People with Myalgic Encephalomyelitis/Chronic Fatigue Syndrome (ME/CFS) and Long COVID experience a disruption to their brain connectivity during a mentally demanding task.

The new Griffith University research, published today, used ultra-high field MRI technology to investigate the significant reduction in brain connectivity in specific parts of the brain.

Professor Sonya Marshall-Gradisnik from Griffith’s National Centre for Neuroimmunology and Emerging Diseases said there were common symptoms experienced by people with ME/CFS or Long COVID with this study focusing on neurological features.

“The symptoms include cognitive difficulties, such as memory problems, difficulties with attention and concentration, and slowed thinking,” Professor Marshall-Gradisnik said.

Lead author and PhD candidate Maira Inderyas said the study saw participants undertake a cognitive test while inside the MRI machine to gauge their brain activity.

“The task, called a Stroop task, was displayed to the participants on a screen during the scan, and required participants to ignore conflicting information and focus on the correct response, which places high demands on the brain’s executive function and inhibitory control,” Ms Inderyas said.

“The set up allowed us to precisely measure which areas of the brain were activated while the patient was performing a mentally demanding task.

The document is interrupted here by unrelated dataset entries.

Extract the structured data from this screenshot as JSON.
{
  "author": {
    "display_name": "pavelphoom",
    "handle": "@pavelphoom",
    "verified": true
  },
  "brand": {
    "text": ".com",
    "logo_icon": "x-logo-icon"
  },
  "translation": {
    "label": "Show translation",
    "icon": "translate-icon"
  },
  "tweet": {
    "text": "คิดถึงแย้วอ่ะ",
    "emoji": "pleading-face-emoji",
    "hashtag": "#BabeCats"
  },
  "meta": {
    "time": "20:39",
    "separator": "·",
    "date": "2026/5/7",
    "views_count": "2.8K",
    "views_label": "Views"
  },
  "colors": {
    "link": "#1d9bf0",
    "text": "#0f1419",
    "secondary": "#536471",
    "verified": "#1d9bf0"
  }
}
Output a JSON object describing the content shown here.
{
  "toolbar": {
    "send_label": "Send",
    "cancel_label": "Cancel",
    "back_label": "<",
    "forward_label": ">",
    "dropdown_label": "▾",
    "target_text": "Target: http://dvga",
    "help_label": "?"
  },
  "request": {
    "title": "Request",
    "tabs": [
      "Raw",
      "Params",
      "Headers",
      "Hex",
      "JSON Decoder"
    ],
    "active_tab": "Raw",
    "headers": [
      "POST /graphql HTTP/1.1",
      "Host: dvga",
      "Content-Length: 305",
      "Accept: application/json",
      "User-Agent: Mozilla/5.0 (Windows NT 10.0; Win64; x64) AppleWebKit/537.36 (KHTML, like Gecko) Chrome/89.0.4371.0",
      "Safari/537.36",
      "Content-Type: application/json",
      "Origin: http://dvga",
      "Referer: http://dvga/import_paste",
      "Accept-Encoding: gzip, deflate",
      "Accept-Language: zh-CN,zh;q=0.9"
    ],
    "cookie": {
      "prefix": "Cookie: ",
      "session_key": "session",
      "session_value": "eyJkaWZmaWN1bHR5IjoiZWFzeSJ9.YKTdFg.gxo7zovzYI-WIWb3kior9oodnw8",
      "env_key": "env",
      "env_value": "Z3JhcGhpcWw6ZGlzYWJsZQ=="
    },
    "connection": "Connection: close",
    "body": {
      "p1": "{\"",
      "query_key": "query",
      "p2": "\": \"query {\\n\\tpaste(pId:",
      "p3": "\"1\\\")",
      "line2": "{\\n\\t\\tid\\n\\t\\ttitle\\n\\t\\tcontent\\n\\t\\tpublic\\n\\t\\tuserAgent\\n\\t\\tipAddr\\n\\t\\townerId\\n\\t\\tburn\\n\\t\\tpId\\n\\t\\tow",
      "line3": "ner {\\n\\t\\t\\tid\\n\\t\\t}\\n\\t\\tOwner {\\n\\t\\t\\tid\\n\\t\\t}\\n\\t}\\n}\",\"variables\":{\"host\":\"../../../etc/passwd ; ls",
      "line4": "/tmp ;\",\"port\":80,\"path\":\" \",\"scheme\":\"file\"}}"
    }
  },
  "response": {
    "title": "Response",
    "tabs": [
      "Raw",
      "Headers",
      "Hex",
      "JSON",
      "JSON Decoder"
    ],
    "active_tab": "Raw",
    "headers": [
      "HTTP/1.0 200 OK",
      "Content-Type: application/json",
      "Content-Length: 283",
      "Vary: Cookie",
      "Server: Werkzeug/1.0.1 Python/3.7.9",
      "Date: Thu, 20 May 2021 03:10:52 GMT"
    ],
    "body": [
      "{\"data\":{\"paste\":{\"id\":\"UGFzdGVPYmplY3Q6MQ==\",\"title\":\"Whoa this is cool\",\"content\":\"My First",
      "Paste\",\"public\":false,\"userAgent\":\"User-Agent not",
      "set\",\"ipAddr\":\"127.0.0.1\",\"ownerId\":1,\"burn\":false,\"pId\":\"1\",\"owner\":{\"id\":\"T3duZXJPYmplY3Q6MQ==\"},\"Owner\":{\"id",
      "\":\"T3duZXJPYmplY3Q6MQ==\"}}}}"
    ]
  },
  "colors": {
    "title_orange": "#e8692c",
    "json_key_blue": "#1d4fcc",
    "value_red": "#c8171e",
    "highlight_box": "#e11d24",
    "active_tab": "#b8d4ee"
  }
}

“The scans show changes in the brain regions which may contribute to cognitive difficulties such as memory problems, difficulty concentrating, and slower thinking.”

The research supported what many people with ME/CFS and Long COVID experience which was that cognitive effort was not just tiring but could have real neurological impacts, and adequate rest was not optional but essential.

The ultra-high field MRI used in the study was one of only two available in Australia.

The research was funded by ME Research UK and the Stafford Fox Medical Research Foundation.

The paper ‘Distinct functional connectivity patterns in myalgic encephalomyelitis and Long COVID patients during cognitive fatigue: a 7 Tesla task-fMRI study’ has been published in the Journal of Translational Medicine.